Tuesday, April 24, 2012

Book Review: Sipping From the Nile

I enjoyed reading Sipping From the Nile by Jean Naggar even though I couldn't keep track of her various relatives, all very fascinating people with long histories and connections. 

I kept thinking that the book really needed some family trees and charts; I only discovered that it does have them when I finished the book.  They are at the end, instead of the beginning.  I would have found the author's stories easier to follow if I had checked the family trees as I read.

Naggar really tells the story of her family, all of the various branches and their lives and histories in Egypt.  In the mid-1950's when life for Jews, even the wealthiest and most connected in Egypt becomes impossibly difficult they are forced to find a way to leave and start anew.

Sipping From the Nile is the second such memoir I've read in recent months.  When I was in the states, I was lent a copy of The Man in the White Sharkskin Suit: A Jewish Family's Exodus from Old Cairo to the New World by Lucette Lagnado, which although takes place at the same time and has some similarities is a very different story.  I wonder if the two authors know each other.

Both Naggar and Lagnado grew up in large Cairo homes ruled by grandmothers and other elderly relatives.  And both their mothers could only expect to run their homes when their own mother-in-law is unable.  That is the custom in many parts of the world where multi-generational families/clans live together.  From the perspective of their later lives in America, they feel sorry for their mothers whose roles are very different from those of a modern American wife and mother.  But in the reality of that time in Egypt, in the upper class, the early married years were when the wives learned, were trained, in how to run their homes according to custom.  Naggar's mother also had to contend with an older and powerful spinster sister-in-law.

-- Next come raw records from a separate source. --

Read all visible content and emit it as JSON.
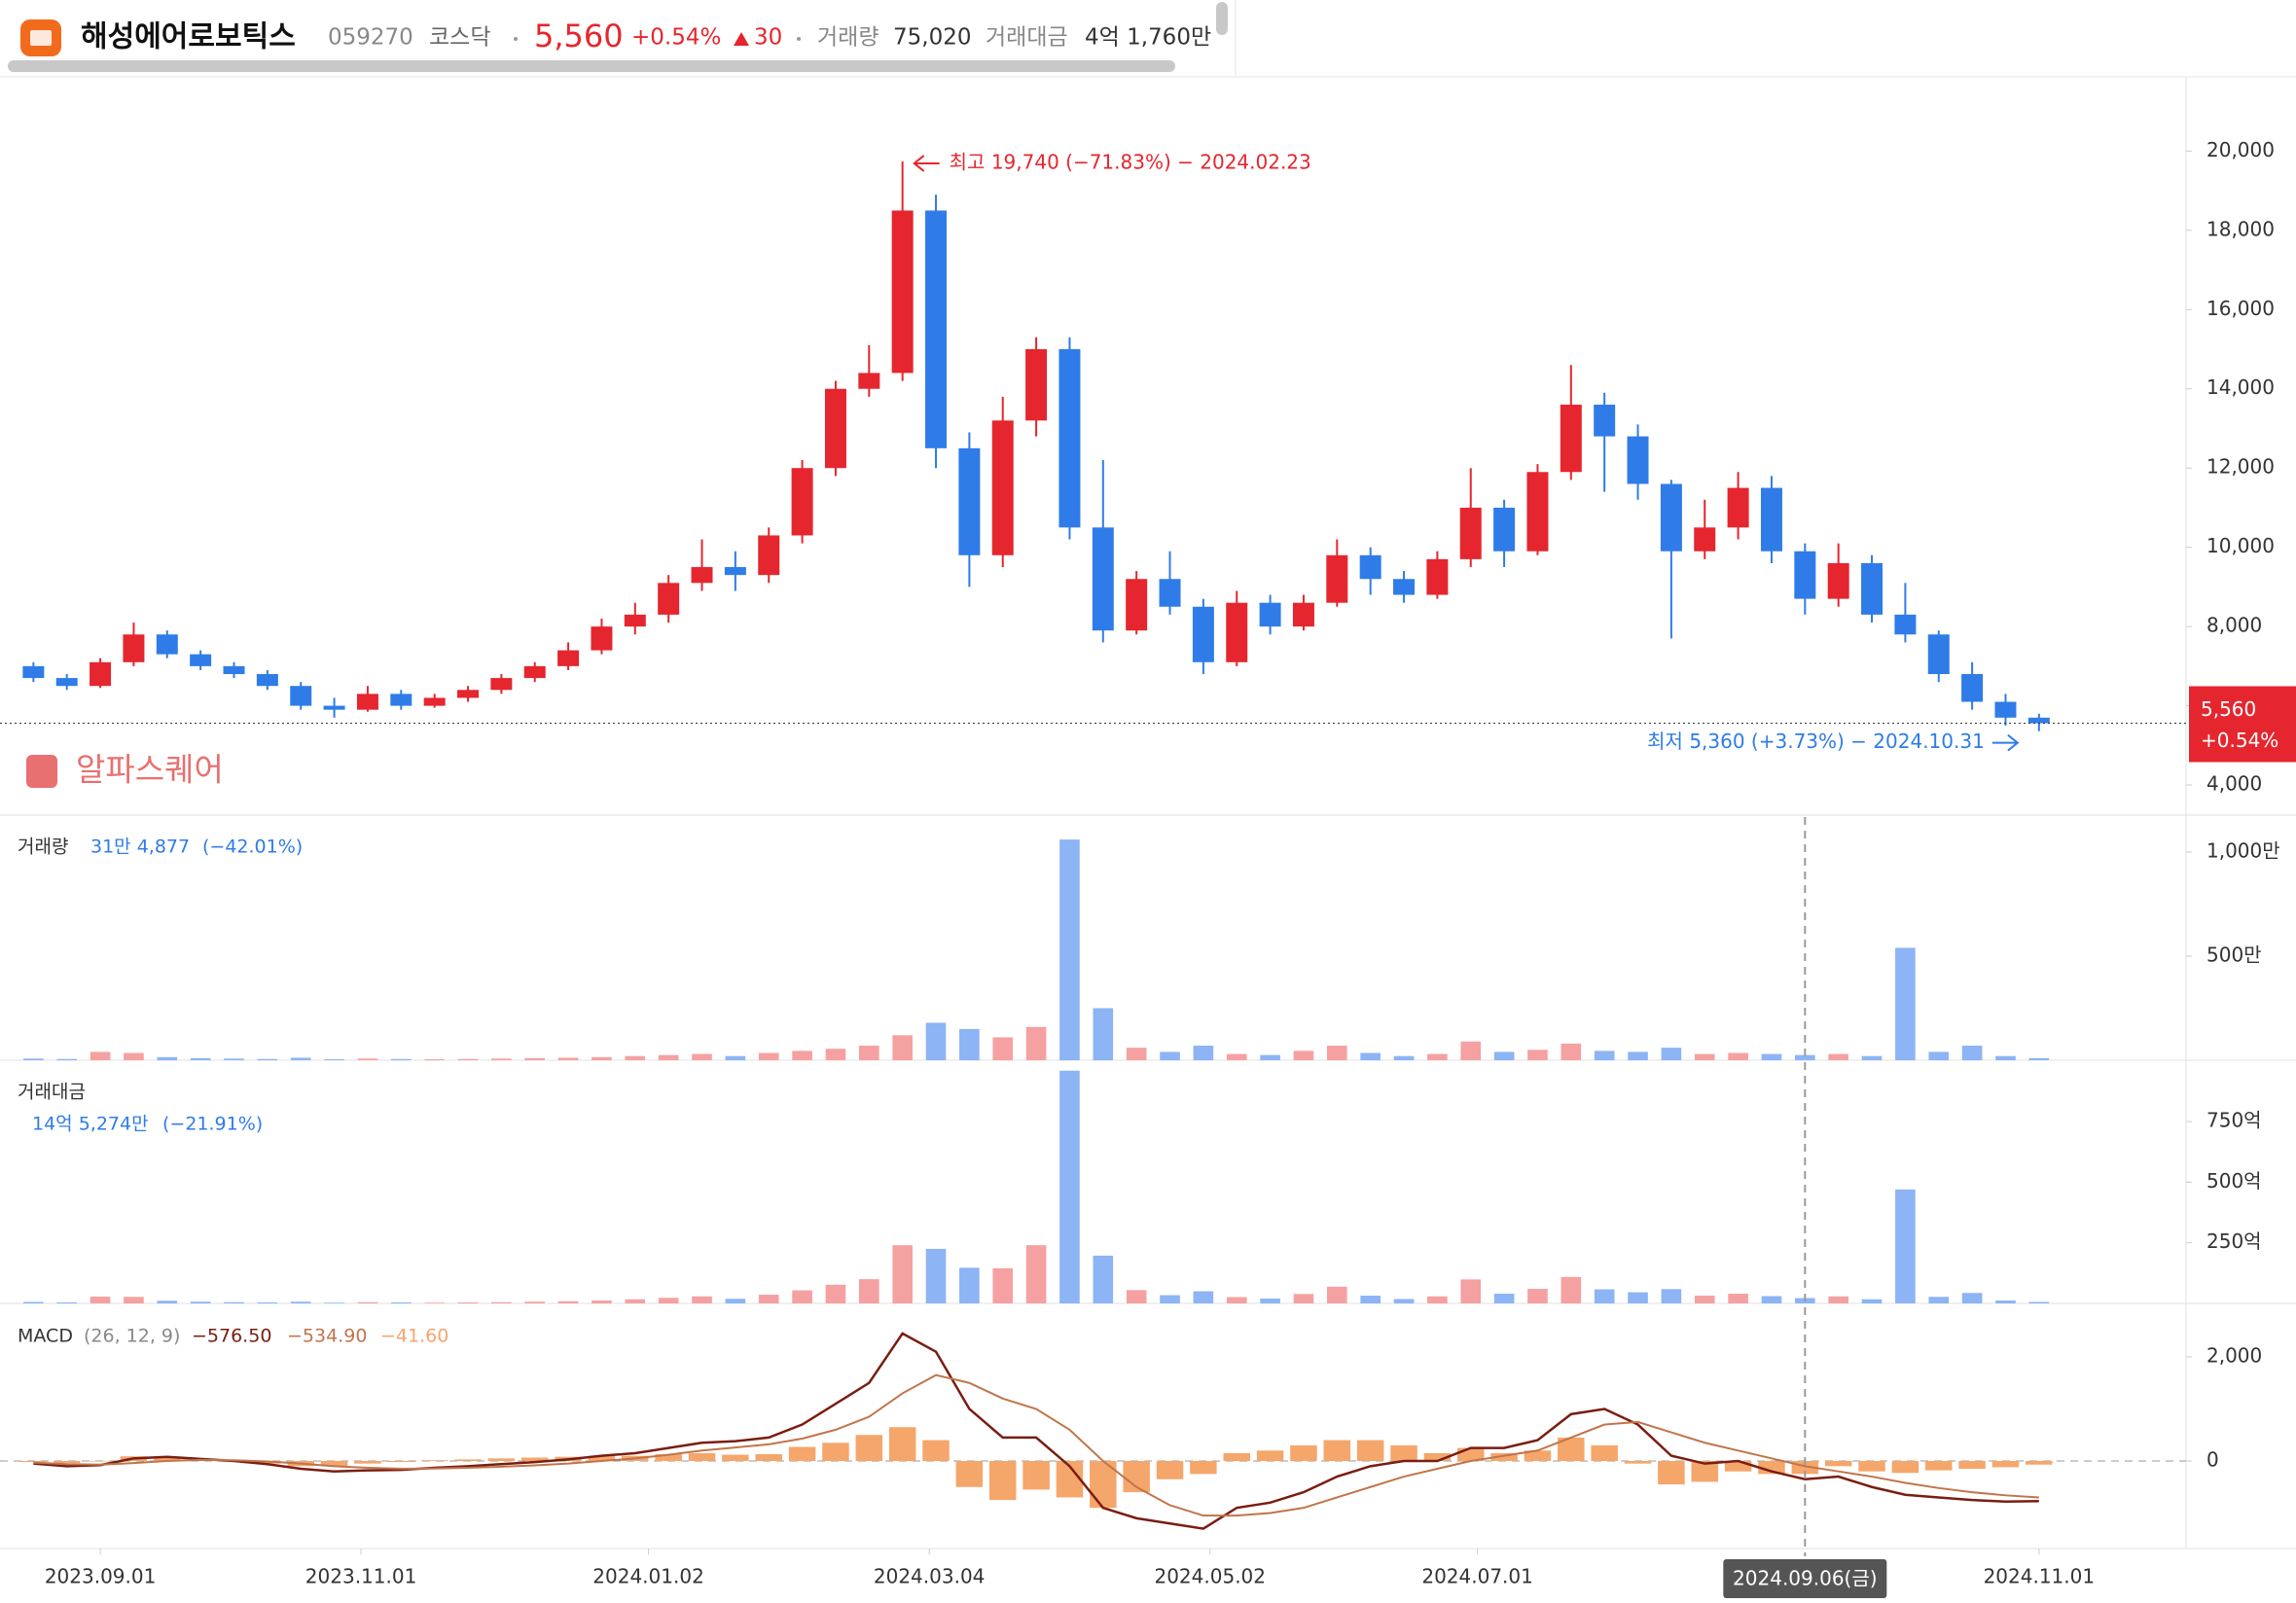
{
  "header": {
    "name": "해성에어로보틱스",
    "code": "059270",
    "market": "코스닥",
    "change_amount": "30",
    "volume_label": "거래량",
    "volume": "75,020",
    "value_label": "거래대금",
    "value": "4억 1,760만"
  },
  "chart_data": {
    "type": "candlestick",
    "watermark": "알파스퀘어",
    "x": [
      -10,
      -5,
      0,
      5,
      10,
      15,
      20,
      25,
      30,
      35,
      40,
      45,
      50,
      55,
      60,
      65,
      70,
      75,
      80,
      85,
      90,
      95,
      100,
      105,
      110,
      115,
      120,
      125,
      130,
      135,
      140,
      145,
      150,
      155,
      160,
      165,
      170,
      175,
      180,
      185,
      190,
      195,
      200,
      205,
      210,
      215,
      220,
      225,
      230,
      235,
      240,
      245,
      250,
      255,
      260,
      265,
      270,
      275,
      280,
      285,
      290
    ],
    "xlim": [
      -15,
      312
    ],
    "xticks": [
      {
        "value": 0,
        "label": "2023.09.01"
      },
      {
        "value": 39,
        "label": "2023.11.01"
      },
      {
        "value": 82,
        "label": "2024.01.02"
      },
      {
        "value": 124,
        "label": "2024.03.04"
      },
      {
        "value": 166,
        "label": "2024.05.02"
      },
      {
        "value": 206,
        "label": "2024.07.01"
      },
      {
        "value": 290,
        "label": "2024.11.01"
      }
    ],
    "crosshair": {
      "value": 255,
      "label": "2024.09.06(금)"
    },
    "ohlc": [
      [
        7000,
        7100,
        6600,
        6700
      ],
      [
        6700,
        6800,
        6400,
        6500
      ],
      [
        6500,
        7200,
        6450,
        7100
      ],
      [
        7100,
        8100,
        7000,
        7800
      ],
      [
        7800,
        7900,
        7200,
        7300
      ],
      [
        7300,
        7400,
        6900,
        7000
      ],
      [
        7000,
        7100,
        6700,
        6800
      ],
      [
        6800,
        6900,
        6400,
        6500
      ],
      [
        6500,
        6600,
        5900,
        6000
      ],
      [
        6000,
        6200,
        5700,
        5900
      ],
      [
        5900,
        6500,
        5850,
        6300
      ],
      [
        6300,
        6400,
        5900,
        6000
      ],
      [
        6000,
        6300,
        5950,
        6200
      ],
      [
        6200,
        6500,
        6100,
        6400
      ],
      [
        6400,
        6800,
        6300,
        6700
      ],
      [
        6700,
        7100,
        6600,
        7000
      ],
      [
        7000,
        7600,
        6900,
        7400
      ],
      [
        7400,
        8200,
        7300,
        8000
      ],
      [
        8000,
        8600,
        7800,
        8300
      ],
      [
        8300,
        9300,
        8100,
        9100
      ],
      [
        9100,
        10200,
        8900,
        9500
      ],
      [
        9500,
        9900,
        8900,
        9300
      ],
      [
        9300,
        10500,
        9100,
        10300
      ],
      [
        10300,
        12200,
        10100,
        12000
      ],
      [
        12000,
        14200,
        11800,
        14000
      ],
      [
        14000,
        15100,
        13800,
        14400
      ],
      [
        14400,
        19740,
        14200,
        18500
      ],
      [
        18500,
        18900,
        12000,
        12500
      ],
      [
        12500,
        12900,
        9000,
        9800
      ],
      [
        9800,
        13800,
        9500,
        13200
      ],
      [
        13200,
        15300,
        12800,
        15000
      ],
      [
        15000,
        15300,
        10200,
        10500
      ],
      [
        10500,
        12200,
        7600,
        7900
      ],
      [
        7900,
        9400,
        7800,
        9200
      ],
      [
        9200,
        9900,
        8300,
        8500
      ],
      [
        8500,
        8700,
        6800,
        7100
      ],
      [
        7100,
        8900,
        7000,
        8600
      ],
      [
        8600,
        8800,
        7800,
        8000
      ],
      [
        8000,
        8800,
        7900,
        8600
      ],
      [
        8600,
        10200,
        8500,
        9800
      ],
      [
        9800,
        10000,
        8800,
        9200
      ],
      [
        9200,
        9400,
        8600,
        8800
      ],
      [
        8800,
        9900,
        8700,
        9700
      ],
      [
        9700,
        12000,
        9500,
        11000
      ],
      [
        11000,
        11200,
        9500,
        9900
      ],
      [
        9900,
        12100,
        9800,
        11900
      ],
      [
        11900,
        14600,
        11700,
        13600
      ],
      [
        13600,
        13900,
        11400,
        12800
      ],
      [
        12800,
        13100,
        11200,
        11600
      ],
      [
        11600,
        11700,
        7700,
        9900
      ],
      [
        9900,
        11200,
        9700,
        10500
      ],
      [
        10500,
        11900,
        10200,
        11500
      ],
      [
        11500,
        11800,
        9600,
        9900
      ],
      [
        9900,
        10100,
        8300,
        8700
      ],
      [
        8700,
        10100,
        8500,
        9600
      ],
      [
        9600,
        9800,
        8100,
        8300
      ],
      [
        8300,
        9100,
        7600,
        7800
      ],
      [
        7800,
        7900,
        6600,
        6800
      ],
      [
        6800,
        7100,
        5900,
        6100
      ],
      [
        6100,
        6300,
        5500,
        5700
      ],
      [
        5700,
        5800,
        5360,
        5560
      ]
    ],
    "up_color": "#e5262e",
    "down_color": "#2f7ce8",
    "ylim": [
      3240,
      21850
    ],
    "yticks": [
      {
        "value": 4000,
        "label": "4,000"
      },
      {
        "value": 6000,
        "label": "6,000"
      },
      {
        "value": 8000,
        "label": "8,000"
      },
      {
        "value": 10000,
        "label": "10,000"
      },
      {
        "value": 12000,
        "label": "12,000"
      },
      {
        "value": 14000,
        "label": "14,000"
      },
      {
        "value": 16000,
        "label": "16,000"
      },
      {
        "value": 18000,
        "label": "18,000"
      },
      {
        "value": 20000,
        "label": "20,000"
      }
    ],
    "last_price": {
      "value": 5560,
      "label": "5,560"
    },
    "last_change": "+0.54%",
    "annotations": {
      "high": "최고 19,740 (−71.83%) − 2024.02.23",
      "low": "최저 5,360 (+3.73%) − 2024.10.31"
    },
    "volume": {
      "title": "거래량",
      "last": "31만 4,877",
      "change": "(−42.01%)",
      "values": [
        8,
        6,
        40,
        35,
        15,
        10,
        8,
        6,
        12,
        5,
        8,
        6,
        5,
        6,
        8,
        10,
        12,
        15,
        20,
        25,
        30,
        20,
        35,
        45,
        55,
        70,
        120,
        180,
        150,
        110,
        160,
        1060,
        250,
        60,
        40,
        70,
        30,
        25,
        45,
        70,
        35,
        20,
        30,
        90,
        40,
        50,
        80,
        45,
        40,
        60,
        30,
        35,
        30,
        25,
        30,
        20,
        540,
        40,
        70,
        20,
        10
      ],
      "ylim": [
        0,
        1168
      ],
      "yticks": [
        {
          "value": 500,
          "label": "500만"
        },
        {
          "value": 1000,
          "label": "1,000만"
        }
      ],
      "up_color": "#f5a1a1",
      "down_color": "#8db4f4"
    },
    "trading_value": {
      "title": "거래대금",
      "last": "14억 5,274만",
      "change": "(−21.91%)",
      "values": [
        6,
        4,
        28,
        27,
        11,
        7,
        5,
        4,
        7,
        3,
        5,
        4,
        3,
        4,
        5,
        7,
        9,
        12,
        17,
        23,
        29,
        19,
        36,
        54,
        77,
        100,
        240,
        225,
        147,
        145,
        240,
        960,
        197,
        55,
        34,
        50,
        26,
        20,
        39,
        69,
        32,
        18,
        29,
        99,
        40,
        60,
        109,
        58,
        46,
        59,
        32,
        40,
        30,
        22,
        29,
        17,
        470,
        27,
        43,
        12,
        6
      ],
      "ylim": [
        0,
        995
      ],
      "yticks": [
        {
          "value": 250,
          "label": "250억"
        },
        {
          "value": 500,
          "label": "500억"
        },
        {
          "value": 750,
          "label": "750억"
        }
      ],
      "up_color": "#f5a1a1",
      "down_color": "#8db4f4"
    },
    "macd": {
      "title": "MACD",
      "params": "(26, 12, 9)",
      "ylim": [
        -1682,
        2990
      ],
      "yticks": [
        0,
        {
          "value": 2000,
          "label": "2,000"
        }
      ],
      "series": [
        {
          "name": "−576.50",
          "color": "#7a1d12",
          "values": [
            -50,
            -100,
            -80,
            50,
            80,
            40,
            0,
            -60,
            -150,
            -200,
            -180,
            -170,
            -130,
            -100,
            -60,
            -20,
            30,
            100,
            150,
            250,
            350,
            380,
            450,
            700,
            1100,
            1500,
            2450,
            2100,
            1000,
            450,
            450,
            -100,
            -900,
            -1100,
            -1200,
            -1300,
            -900,
            -800,
            -600,
            -300,
            -100,
            0,
            0,
            250,
            250,
            400,
            900,
            1000,
            700,
            100,
            -50,
            0,
            -200,
            -350,
            -300,
            -500,
            -650,
            -700,
            -750,
            -780,
            -770
          ]
        },
        {
          "name": "−534.90",
          "color": "#c0754a",
          "values": [
            -30,
            -60,
            -70,
            -40,
            0,
            20,
            15,
            -10,
            -50,
            -100,
            -130,
            -150,
            -145,
            -130,
            -110,
            -85,
            -50,
            0,
            50,
            120,
            200,
            260,
            320,
            430,
            600,
            850,
            1300,
            1650,
            1500,
            1200,
            1000,
            600,
            0,
            -500,
            -850,
            -1050,
            -1050,
            -1000,
            -900,
            -700,
            -500,
            -300,
            -150,
            0,
            100,
            200,
            450,
            700,
            750,
            550,
            350,
            200,
            50,
            -100,
            -200,
            -300,
            -420,
            -520,
            -600,
            -660,
            -700
          ]
        },
        {
          "name": "−41.60",
          "color": "#f5a66b",
          "values": [
            -20,
            -40,
            -10,
            90,
            80,
            20,
            -15,
            -50,
            -100,
            -100,
            -50,
            -20,
            15,
            30,
            50,
            65,
            80,
            100,
            100,
            130,
            150,
            120,
            130,
            270,
            350,
            500,
            650,
            400,
            -500,
            -750,
            -550,
            -700,
            -900,
            -600,
            -350,
            -250,
            150,
            200,
            300,
            400,
            400,
            300,
            150,
            250,
            150,
            200,
            450,
            300,
            -50,
            -450,
            -400,
            -200,
            -250,
            -250,
            -100,
            -200,
            -230,
            -180,
            -150,
            -120,
            -70
          ]
        }
      ]
    }
  }
}
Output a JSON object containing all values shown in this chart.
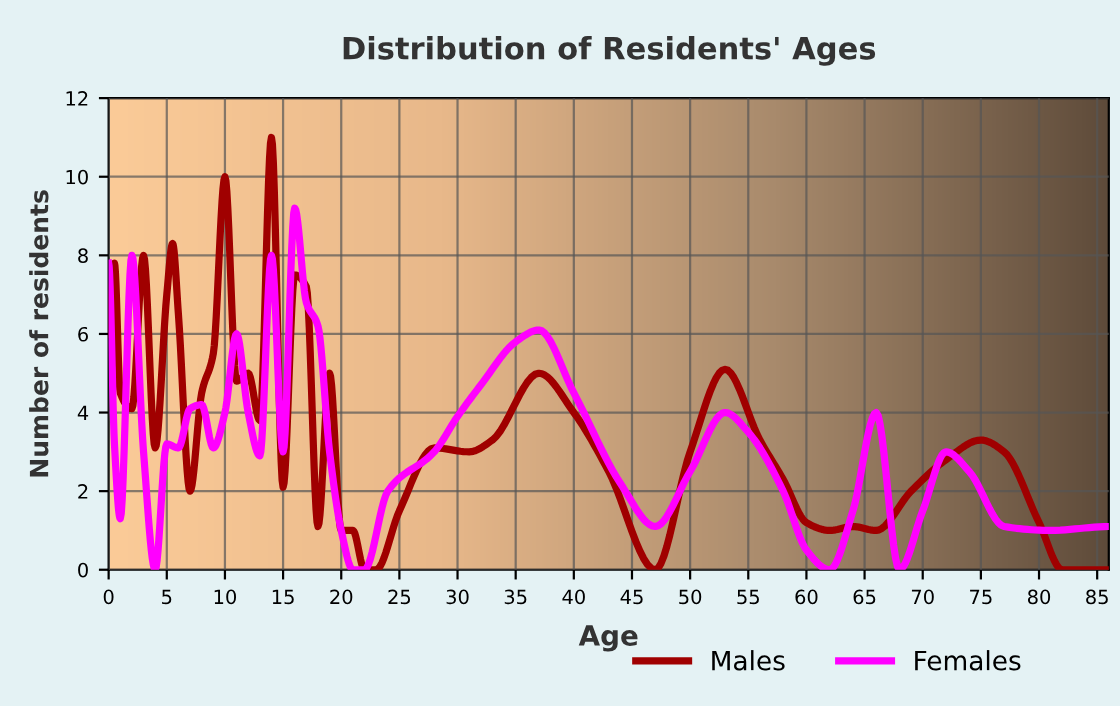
{
  "chart_data": {
    "type": "line",
    "title": "Distribution of Residents' Ages",
    "xlabel": "Age",
    "ylabel": "Number of residents",
    "xlim": [
      0,
      86
    ],
    "xticks": [
      0,
      5,
      10,
      15,
      20,
      25,
      30,
      35,
      40,
      45,
      50,
      55,
      60,
      65,
      70,
      75,
      80,
      85
    ],
    "ylim": [
      0,
      12
    ],
    "yticks": [
      0,
      2,
      4,
      6,
      8,
      10,
      12
    ],
    "grid": true,
    "legend": "bottom",
    "marker": "none",
    "line_style": "solid",
    "series": [
      {
        "name": "Males",
        "color": "#a00000",
        "x": [
          0,
          0.5,
          1,
          2,
          3,
          4,
          5,
          5.5,
          6,
          7,
          8,
          9,
          10,
          11,
          12,
          13,
          14,
          15,
          16,
          17,
          18,
          19,
          20,
          21,
          22,
          23,
          25,
          28,
          31,
          33,
          37,
          40,
          43,
          47,
          50,
          53,
          56,
          58,
          60,
          62,
          64,
          66,
          69,
          72,
          75,
          77,
          80,
          82,
          86
        ],
        "values": [
          6,
          7.8,
          4.5,
          4.1,
          8,
          3.1,
          7,
          8.3,
          6.5,
          2,
          4.5,
          5.5,
          10,
          4.8,
          5,
          3.8,
          11,
          2.1,
          7.5,
          7.2,
          1.1,
          5,
          1,
          1,
          0,
          0,
          1.5,
          3.1,
          3,
          3.3,
          5,
          4,
          2.5,
          0,
          3,
          5.1,
          3.3,
          2.3,
          1.2,
          1,
          1.1,
          1,
          2,
          2.8,
          3.3,
          3,
          1.2,
          0,
          0
        ]
      },
      {
        "name": "Females",
        "color": "#ff00ff",
        "x": [
          0,
          0.5,
          1,
          2,
          3,
          4,
          5,
          6,
          7,
          8,
          9,
          10,
          11,
          12,
          13,
          14,
          15,
          16,
          17,
          18,
          19,
          20,
          21,
          22,
          24,
          28,
          30,
          32,
          35,
          37,
          40,
          44,
          47,
          50,
          53,
          55,
          58,
          60,
          62,
          64,
          66,
          68,
          70,
          72,
          74,
          77,
          81,
          86
        ],
        "values": [
          7.8,
          3.2,
          1.3,
          8,
          3,
          0,
          3.2,
          3.1,
          4.1,
          4.2,
          3.1,
          4,
          6,
          4,
          2.9,
          8,
          3,
          9.2,
          6.8,
          6.2,
          3,
          1,
          0,
          0,
          2,
          3,
          3.9,
          4.7,
          5.8,
          6.1,
          4.5,
          2.2,
          1.1,
          2.5,
          4,
          3.5,
          2,
          0.5,
          0,
          1.5,
          4,
          0,
          1.5,
          3,
          2.5,
          1.1,
          1,
          1.1
        ]
      }
    ]
  }
}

Just like many times in Jewish History, wealthy comfortable and well-connected Jews have trouble predicting that it's time to leave their familiar home.  This happened in Germany and the rest of Europe in the 1930's, Spain in the late 1400's etc.  History mavens can add more examples in the comments

Many of us are warning that even the United States, where both Naggar and Lagnado found refuge may not be the safest place for Jews in the future.  In terms of finances, the USA is no longer a sure bet and the savvy are looking elsewhere for financial opportunities.

Another common thread in both books is how the families deal with the illegality of transferring money out of Egypt when they are planning their moves.  Both have trunks full of new clothes sewn for them to take to where in their new lives and new homes.  The biggest difference is that while Loulou Lagnado's family transport the trunks from home to ever-shrinking apartments, they never open the trunks nor wear their elegant Cairo clothes, Jean Naggar's family does.

By the time Lagnado's once powerful father makes it out of Egypt, he is already too old and sick to remake their lives in any semblance of their former one.  In contrast, Naggar's clan reclaims their international upper-class standing in both Europe and America.

 Sipping From the Nile by Jean Naggar is a story of survival.  It's a very powerful book.  No doubt that wherever they could have gone to, they would have succeeded.  Some families are like that.  Yes, I do recommend reading the book, actually reading both for the contrast and hope to read Lagnado's second book, The Arrogant Years: One Girl's Search for Her Lost Youth, from Cairo to Brooklyn which concentrates on her mother's story.  And when you do read Sipping From the Nile be sure to remember that you can keep checking the family trees at the end of the book to keep track of all the family ties.

3 comments:

Yocheved Golani said...

I review books for various magazines/papers. It's a tough call as slipshod work shows up in print. I'm sad that readers are less discriminating, let alone publishing house execs. I seek out authors who did their best (or not) and go from there. At times I'll include this line in my review "A judicious improvement of [name the type] can improve future editions of [book title]."

Hadassa said...

Shalom!
We have friends whose family left much property behind in Egypt. They don't lack for anything today and some of them are in Israel, but just knowing that they were never compensated is annoying.

Batya said...

Yocheved, are you referring to how they hid the charts in the back?

Hadassa, only very few emigrants have been able to take all possessions and money to wherever. That's the reality.